Readers may have heard of or seen the television series, “The Dog Whisperer” in which professional dog trainer Cesar Milan helps distressed dog owners get their canines under control. Milan, as the series makes plain, has a pretty good track record with training, retraining and socializing dogs.
Milan’s reputation may be on the line, though, with the recent filing of a lawsuit by a customer of Milan who claims she was attacked her pit bull only six days after the dog was freed from the trainer’s Dog Psychology Center. The woman claims to have suffered tendon and muscle lacerations and lost sensation and use of her left hand because of the attack. Her complaint alleges that Milan and the center were negligent in prematurely releasing the animal.

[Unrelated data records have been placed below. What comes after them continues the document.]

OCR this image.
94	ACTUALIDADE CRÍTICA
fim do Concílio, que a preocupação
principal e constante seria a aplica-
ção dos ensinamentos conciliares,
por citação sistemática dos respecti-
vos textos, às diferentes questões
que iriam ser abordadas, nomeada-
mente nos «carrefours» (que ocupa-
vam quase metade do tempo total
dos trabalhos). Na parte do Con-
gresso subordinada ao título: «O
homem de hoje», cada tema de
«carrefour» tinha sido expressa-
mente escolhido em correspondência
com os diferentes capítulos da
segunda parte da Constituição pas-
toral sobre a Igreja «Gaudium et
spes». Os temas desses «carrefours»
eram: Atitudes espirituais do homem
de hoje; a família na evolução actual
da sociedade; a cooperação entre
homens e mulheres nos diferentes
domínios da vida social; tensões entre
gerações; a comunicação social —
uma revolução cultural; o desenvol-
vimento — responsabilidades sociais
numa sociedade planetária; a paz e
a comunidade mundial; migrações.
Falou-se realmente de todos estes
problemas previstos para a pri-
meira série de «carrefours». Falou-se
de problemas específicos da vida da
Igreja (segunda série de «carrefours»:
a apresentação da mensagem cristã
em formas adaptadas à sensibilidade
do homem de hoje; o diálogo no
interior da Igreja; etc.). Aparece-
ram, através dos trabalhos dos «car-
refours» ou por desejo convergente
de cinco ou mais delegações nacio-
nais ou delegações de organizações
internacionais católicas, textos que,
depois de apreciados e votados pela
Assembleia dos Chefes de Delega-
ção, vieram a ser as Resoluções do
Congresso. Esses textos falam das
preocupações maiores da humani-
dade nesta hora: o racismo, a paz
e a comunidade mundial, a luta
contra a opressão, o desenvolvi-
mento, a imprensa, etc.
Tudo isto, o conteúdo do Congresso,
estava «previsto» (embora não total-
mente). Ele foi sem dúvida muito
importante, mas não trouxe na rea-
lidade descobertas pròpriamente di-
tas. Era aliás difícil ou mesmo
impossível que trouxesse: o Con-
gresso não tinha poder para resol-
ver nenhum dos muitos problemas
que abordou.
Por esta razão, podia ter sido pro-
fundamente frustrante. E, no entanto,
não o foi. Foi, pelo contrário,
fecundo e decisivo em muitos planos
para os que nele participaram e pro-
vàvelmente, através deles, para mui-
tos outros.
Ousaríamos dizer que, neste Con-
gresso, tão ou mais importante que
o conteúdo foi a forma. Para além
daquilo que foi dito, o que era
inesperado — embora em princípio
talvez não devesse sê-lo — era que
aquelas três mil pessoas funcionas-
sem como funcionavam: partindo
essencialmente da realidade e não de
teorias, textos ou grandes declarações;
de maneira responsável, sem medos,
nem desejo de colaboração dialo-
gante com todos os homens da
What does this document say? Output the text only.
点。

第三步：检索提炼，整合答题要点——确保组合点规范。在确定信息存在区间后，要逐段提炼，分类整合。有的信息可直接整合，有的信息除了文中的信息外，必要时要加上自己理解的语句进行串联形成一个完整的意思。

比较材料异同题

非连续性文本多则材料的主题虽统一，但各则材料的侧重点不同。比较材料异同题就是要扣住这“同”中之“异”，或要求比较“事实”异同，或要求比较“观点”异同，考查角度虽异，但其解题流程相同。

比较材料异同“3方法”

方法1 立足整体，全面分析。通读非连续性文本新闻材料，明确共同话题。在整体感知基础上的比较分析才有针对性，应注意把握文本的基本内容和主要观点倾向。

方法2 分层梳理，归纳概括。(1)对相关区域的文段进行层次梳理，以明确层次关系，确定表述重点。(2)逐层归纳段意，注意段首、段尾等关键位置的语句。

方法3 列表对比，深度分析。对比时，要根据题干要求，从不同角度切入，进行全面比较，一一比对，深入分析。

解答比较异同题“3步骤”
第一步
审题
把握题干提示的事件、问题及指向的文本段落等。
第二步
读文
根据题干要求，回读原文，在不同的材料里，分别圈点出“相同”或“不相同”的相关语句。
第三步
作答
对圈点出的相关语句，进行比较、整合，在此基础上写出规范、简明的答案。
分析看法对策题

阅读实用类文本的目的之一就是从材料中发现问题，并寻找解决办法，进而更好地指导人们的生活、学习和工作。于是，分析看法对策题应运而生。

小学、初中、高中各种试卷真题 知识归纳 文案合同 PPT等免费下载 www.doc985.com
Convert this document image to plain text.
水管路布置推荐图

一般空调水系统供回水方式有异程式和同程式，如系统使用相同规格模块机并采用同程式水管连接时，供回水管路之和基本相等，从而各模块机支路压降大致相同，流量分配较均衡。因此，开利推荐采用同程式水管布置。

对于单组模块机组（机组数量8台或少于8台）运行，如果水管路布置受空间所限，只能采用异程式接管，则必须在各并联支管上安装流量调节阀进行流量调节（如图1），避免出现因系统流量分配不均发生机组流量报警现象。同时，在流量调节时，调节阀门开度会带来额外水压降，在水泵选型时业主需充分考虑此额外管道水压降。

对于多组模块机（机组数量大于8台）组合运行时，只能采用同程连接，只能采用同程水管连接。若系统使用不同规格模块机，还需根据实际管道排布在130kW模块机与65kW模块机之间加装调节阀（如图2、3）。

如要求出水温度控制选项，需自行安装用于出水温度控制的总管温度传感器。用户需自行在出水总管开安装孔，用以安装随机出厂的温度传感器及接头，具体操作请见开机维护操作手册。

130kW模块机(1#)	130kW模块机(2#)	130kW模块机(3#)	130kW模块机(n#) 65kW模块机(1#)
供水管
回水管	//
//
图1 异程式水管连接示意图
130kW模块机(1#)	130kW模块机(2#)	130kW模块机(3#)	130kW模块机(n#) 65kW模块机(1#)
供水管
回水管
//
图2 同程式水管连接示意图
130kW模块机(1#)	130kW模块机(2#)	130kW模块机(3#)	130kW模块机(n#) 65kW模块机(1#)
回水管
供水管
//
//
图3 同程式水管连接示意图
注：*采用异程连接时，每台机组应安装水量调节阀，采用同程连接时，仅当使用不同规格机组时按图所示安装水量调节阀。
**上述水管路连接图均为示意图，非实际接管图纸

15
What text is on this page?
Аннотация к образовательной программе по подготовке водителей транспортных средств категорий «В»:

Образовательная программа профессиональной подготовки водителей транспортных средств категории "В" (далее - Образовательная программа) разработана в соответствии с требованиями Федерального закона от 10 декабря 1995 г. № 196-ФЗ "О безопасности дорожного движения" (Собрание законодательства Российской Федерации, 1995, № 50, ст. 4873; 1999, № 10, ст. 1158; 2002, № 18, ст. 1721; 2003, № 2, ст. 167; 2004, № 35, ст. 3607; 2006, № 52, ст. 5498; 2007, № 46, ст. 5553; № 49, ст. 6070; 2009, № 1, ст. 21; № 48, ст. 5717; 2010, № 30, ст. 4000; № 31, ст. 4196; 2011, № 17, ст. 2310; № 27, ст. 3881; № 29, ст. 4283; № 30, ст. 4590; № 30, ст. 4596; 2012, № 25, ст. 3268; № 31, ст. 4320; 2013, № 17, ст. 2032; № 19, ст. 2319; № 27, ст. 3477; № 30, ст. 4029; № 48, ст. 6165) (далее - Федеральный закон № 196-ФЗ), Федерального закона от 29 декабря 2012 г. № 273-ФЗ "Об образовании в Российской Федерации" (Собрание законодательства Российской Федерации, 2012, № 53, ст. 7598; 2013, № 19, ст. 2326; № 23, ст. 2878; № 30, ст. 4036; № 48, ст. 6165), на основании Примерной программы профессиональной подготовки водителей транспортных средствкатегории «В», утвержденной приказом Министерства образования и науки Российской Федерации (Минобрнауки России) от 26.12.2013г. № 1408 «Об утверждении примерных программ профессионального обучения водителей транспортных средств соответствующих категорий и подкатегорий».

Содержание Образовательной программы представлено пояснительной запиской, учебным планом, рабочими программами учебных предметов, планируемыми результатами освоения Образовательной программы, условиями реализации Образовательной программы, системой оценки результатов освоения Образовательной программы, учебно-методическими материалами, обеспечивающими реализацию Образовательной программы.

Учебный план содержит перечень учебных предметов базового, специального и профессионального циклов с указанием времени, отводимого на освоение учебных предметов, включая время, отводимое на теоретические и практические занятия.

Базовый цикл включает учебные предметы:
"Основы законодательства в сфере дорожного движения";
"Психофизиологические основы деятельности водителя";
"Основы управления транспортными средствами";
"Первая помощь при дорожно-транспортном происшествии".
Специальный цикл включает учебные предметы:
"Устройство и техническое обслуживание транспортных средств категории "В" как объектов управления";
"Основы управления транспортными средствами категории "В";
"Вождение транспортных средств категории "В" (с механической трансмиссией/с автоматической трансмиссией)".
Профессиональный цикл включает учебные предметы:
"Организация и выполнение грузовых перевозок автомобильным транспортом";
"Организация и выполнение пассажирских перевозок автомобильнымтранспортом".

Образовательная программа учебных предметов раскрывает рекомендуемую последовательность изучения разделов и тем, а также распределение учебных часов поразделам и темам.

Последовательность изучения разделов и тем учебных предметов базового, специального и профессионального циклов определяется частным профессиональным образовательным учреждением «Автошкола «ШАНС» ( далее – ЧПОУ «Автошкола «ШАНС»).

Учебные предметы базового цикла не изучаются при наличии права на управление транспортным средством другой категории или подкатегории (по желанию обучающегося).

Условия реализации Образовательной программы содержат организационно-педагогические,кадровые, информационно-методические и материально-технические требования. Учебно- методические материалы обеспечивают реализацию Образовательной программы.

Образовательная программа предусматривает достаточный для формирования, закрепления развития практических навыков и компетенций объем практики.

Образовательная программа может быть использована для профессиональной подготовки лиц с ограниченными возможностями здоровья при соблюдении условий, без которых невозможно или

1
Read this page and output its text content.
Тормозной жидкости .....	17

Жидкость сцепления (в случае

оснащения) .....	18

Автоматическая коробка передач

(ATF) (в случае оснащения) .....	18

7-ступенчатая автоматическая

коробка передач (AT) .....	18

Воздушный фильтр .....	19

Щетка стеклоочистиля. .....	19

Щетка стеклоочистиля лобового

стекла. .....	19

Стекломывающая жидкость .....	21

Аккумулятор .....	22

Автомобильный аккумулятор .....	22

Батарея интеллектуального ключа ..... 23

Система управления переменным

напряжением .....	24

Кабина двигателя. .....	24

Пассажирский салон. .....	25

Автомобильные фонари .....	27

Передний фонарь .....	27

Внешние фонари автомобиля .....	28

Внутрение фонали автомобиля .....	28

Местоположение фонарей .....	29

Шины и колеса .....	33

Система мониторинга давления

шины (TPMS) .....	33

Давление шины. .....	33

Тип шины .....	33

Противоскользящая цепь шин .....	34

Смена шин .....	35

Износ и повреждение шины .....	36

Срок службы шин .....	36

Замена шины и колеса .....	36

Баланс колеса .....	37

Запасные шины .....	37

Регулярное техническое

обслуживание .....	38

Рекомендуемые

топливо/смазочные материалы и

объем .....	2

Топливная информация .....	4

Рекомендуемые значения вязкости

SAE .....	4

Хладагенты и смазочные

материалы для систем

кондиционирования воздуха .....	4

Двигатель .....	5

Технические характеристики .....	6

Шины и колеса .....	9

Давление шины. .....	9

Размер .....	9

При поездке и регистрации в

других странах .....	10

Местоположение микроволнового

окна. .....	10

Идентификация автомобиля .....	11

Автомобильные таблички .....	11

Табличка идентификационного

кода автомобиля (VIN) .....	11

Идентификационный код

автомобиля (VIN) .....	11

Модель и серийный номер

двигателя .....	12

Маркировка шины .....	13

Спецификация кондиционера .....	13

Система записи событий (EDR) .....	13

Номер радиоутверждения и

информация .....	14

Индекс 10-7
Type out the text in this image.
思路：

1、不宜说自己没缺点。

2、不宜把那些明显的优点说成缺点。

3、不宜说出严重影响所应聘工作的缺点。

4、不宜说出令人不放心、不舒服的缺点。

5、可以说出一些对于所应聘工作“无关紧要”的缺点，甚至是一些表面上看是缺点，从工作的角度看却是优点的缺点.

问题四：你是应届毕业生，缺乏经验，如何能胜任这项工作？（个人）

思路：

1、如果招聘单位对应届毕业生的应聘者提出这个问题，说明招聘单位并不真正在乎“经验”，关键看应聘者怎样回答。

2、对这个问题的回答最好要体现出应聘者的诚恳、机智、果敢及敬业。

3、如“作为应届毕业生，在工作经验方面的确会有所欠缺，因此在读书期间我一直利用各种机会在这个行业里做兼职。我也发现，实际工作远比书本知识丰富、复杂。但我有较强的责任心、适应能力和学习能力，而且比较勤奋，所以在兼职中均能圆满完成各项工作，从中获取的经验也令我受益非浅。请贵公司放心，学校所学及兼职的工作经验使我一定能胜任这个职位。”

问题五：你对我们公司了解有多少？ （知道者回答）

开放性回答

According to the complaint, the center released the animal before the recommended time when its owner was unable to continue making payments. For its part, the center claims that Cesar Milan never actually trained or had contact with the animal, and that the owner pulled the dog from the center despite warnings against doing so, and returned the animal to be quarantined after the attack.
We’ve previously written on this blog about the differences between recovering for dog attacks based on strict liability and negligence. In cases where a business is responsible for the care of a dangerous animal, they have a duty to ensure they are reasonable in looking to the safety of customers. Failure to provide adequate warnings and set up policies protecting customers could be considered negligence, depending on the circumstances.
Those who have been harmed because of a businesses’ failure of reasonable care in the handling of a dangerous pet may be able to recover from injuries resulting from that negligence, but it is important to work with an experienced attorney to build the strongest case possible.